比较python中的各种CSV文件 [英] comparing varied CSV files in python
问题描述
假设我有2个CSV档案:
档案1:
表位名称,表位,蛋白质,位置,位置
3606,NSRSTSLSV,FOO,10,21
档案2:
A,B,C,D,E,F,G,H ,I,J,K
0,1,2,3,4,5,6,7,8,9,NSRSTSLSV
基本上,我想看看文件1中行1的内容是否在文件2的第10行中找到。如果内容匹配,我将打印第3个csv这是一个新版本的文件1,其中有一列名为found found or not found。
现在,我找不到一切,我知道不是这样。在某些情况下,文件1中的文本可能位于文件2中更大的文本块中。
这里是我到目前为止):
#usr / bin / python2.4
import csv
f1 = file('all_epitopes.csv','rb')
f2 = file('positiveBcell.csv','rb')
f3 = file('results.csv','w ')
c1 = csv.reader((f1),delimiter =,,quotechar ='')
c2 = csv.reader((f2),delimiter = ,quotechar ='')

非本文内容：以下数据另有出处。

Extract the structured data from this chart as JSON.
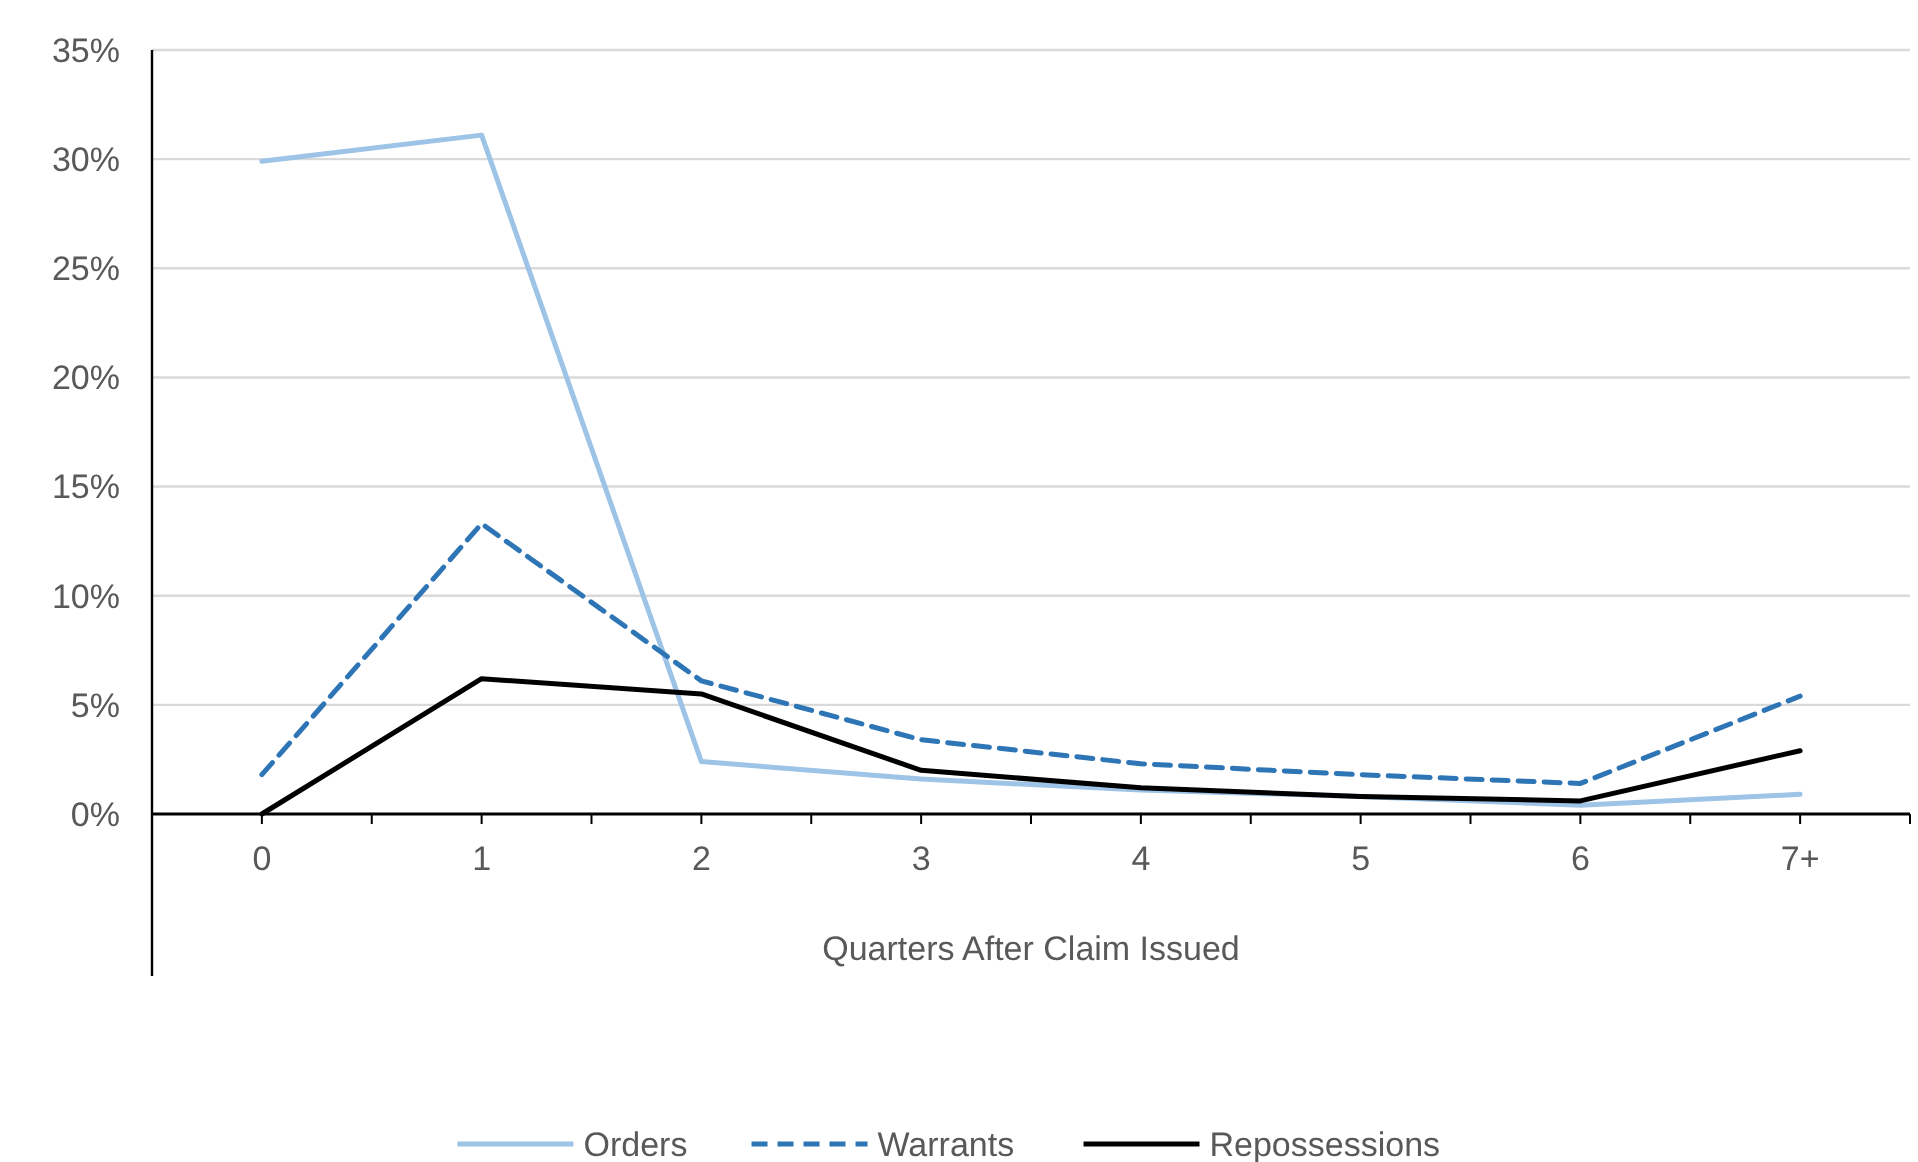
{
  "chart_data": {
    "type": "line",
    "xlabel": "Quarters After Claim Issued",
    "categories": [
      "0",
      "1",
      "2",
      "3",
      "4",
      "5",
      "6",
      "7+"
    ],
    "series": [
      {
        "name": "Orders",
        "color": "#9dc3e6",
        "line_style": "solid",
        "values": [
          29.9,
          31.1,
          2.4,
          1.6,
          1.1,
          0.8,
          0.4,
          0.9
        ]
      },
      {
        "name": "Warrants",
        "color": "#2e75b6",
        "line_style": "dashed",
        "values": [
          1.8,
          13.3,
          6.1,
          3.4,
          2.3,
          1.8,
          1.4,
          5.4
        ]
      },
      {
        "name": "Repossessions",
        "color": "#000000",
        "line_style": "solid",
        "values": [
          0,
          6.2,
          5.5,
          2.0,
          1.2,
          0.8,
          0.6,
          2.9
        ]
      }
    ],
    "ylim": [
      0,
      35
    ],
    "yticks": [
      {
        "value": 0,
        "label": "0%"
      },
      {
        "value": 5,
        "label": "5%"
      },
      {
        "value": 10,
        "label": "10%"
      },
      {
        "value": 15,
        "label": "15%"
      },
      {
        "value": 20,
        "label": "20%"
      },
      {
        "value": 25,
        "label": "25%"
      },
      {
        "value": 30,
        "label": "30%"
      },
      {
        "value": 35,
        "label": "35%"
      }
    ],
    "grid": "y",
    "legend": "bottom"
  }
}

c3 = csv.writer((f3),delimiter =,,quotechar ='')
positiveBcell =对于c2中的行]
对于c1中的all_epitopes_row:
row = 1
found = False
对于positiveBcell中的master_row:
results_row = all_epitopes_row
if all_epitopes_row [2] == positiveBcell [10]:
results_row.append('FOUND in Bcell List(row'+ str(row)+')')
found = True
break
row = row +1
如果没有找到:
results_row.append('BOUND列表中没有找到')
c3.writerow(results_row)
f1.close()
f2.close()
f3.close()
文件1:
表位名称,表位,蛋白质,位置,位置
#Row 1#
3606,NSRSTSLSV,FOO,10,21
档案2:
A,B,C,D,E,F,G,H,I,J,K
#Row 10#
0,1,2,3,4,5 ,6,7,8,9,NSRSTSLSV
OP的评论后:
对于c1中的all_epitopes_row:
row = 1
found = False
用于positiveBcell中的master_row:
results_row = all_epitopes_row
** if all_epitopes_row [2] == master_row [10]:**
results_row.append('FOUND in Bcell List(row'+ str(row)+')')
found = True
break
row = row +1
如果没有找到:
results_row.append('BOUND list'中没有找到)
c3.writerow (results_row)
Suppose I have 2 CSV files:
file 1:
Epitope Name,Epitope,Protein,position,position
3606,NSRSTSLSV,FOO,10,21
File 2:
A,B,C,D,E,F,G,H,I,J,K
0,1,2,3,4,5,6,7,8,9,NSRSTSLSV
Essentially, I want to see if the contents of row 1 in file 1 are found in row 10 of file 2. If the contents match, I'll print a 3rd csv that is a new version of file 1 with a column saying found or not found.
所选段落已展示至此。